Here’s one example for social network data: instead of counting the number of “likes” (not all “likes” are created equal), do:
- Look at users that produce hundreds of “likes” a day, and “likes” arising from IP addresses that are flagged by Project Honeypot or Stop Forum Spam. Don’t put all your trust in these two websites – they also, at least partially, rely on crowd-sourcing (users reporting spam) and are thus subject to false positives and abuse.
- If two hundred “likes” result in 0 comment or 50 versions of the same “this is great”, “great post” comment, then clearly we are dealing with a case of fake “likes”. The advertiser should not be charged, and the traffic source identified and discontinued.

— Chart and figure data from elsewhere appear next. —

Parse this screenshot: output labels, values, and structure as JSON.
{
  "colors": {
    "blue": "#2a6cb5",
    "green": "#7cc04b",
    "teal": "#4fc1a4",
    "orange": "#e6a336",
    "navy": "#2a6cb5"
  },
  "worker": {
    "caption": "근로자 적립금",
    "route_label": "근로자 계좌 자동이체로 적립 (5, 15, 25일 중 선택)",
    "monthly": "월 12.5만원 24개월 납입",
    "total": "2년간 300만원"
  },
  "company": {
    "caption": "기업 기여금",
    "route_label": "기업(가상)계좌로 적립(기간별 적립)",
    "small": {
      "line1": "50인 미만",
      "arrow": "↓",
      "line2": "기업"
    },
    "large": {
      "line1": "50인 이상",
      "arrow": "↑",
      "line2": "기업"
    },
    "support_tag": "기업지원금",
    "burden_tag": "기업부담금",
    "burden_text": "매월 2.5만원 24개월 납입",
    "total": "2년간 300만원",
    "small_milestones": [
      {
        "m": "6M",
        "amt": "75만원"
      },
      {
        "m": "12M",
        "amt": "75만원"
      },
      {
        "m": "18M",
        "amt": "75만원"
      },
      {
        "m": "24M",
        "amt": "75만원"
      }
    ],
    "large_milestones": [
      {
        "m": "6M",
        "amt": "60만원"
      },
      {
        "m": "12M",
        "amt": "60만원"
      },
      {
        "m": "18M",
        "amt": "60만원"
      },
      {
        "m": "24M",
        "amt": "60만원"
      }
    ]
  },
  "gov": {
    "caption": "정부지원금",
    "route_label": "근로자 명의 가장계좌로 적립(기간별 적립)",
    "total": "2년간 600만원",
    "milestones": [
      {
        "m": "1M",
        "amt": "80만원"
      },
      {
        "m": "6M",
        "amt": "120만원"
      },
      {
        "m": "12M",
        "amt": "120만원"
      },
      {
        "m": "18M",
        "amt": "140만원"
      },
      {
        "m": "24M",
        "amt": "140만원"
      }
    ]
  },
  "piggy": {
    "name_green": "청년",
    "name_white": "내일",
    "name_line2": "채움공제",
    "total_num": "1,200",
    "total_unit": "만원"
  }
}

- Look at buckets of traffic with high proportion of low quality users coming back too frequently with two “likes” a day, with red flags such as no referral domain or tons of obscure domains, IP address frequently not resolving to a domain, traffic coming from a sub-affiliate, etc.
- Also metric such as unique users are much more robust (more difficult to fake) than page views – but you still need to detect fake users.
- Use a simple, robust, fast, data-driven (rather than model-driven) algorithm to score “likes” and comments, such as hidden decision trees. You can even compute confidence intervals for scores without any statistical modeling.
- Create or improve ad relevancy algorithms with simple taxonomy concepts. This applies to many all applications where relevancy is critical, not just ad delivery. It also means better algorithms to detect influential people (in one example you had to be member of PeerIndex to get a good score), to better detect plagiarism, to better detect friends, to better score job applicants, to improve attribution systems (advertising mix optimization including long-term components in statistical models) and the list goes on and on.
The opposite problem also exists:
When you can analyze data (usually in real time with automated algorithms) and extract insights faster than it can be delivered to and digested by the end user (executives and decision makers). It’s bad when the decision makers get flooded with tons of un-prioritized reports.
Sometimes, this type of situation arises with machine-talking-to-machine, e.g. eBay automatically pricing million of bid keywords every day and feeding these prices automatically to Google Adwords via the Google API.
Similarly, I produced cluster simulations faster than a real-time streaming device can deliver them to a viewer: I called it FRT for faster than real time.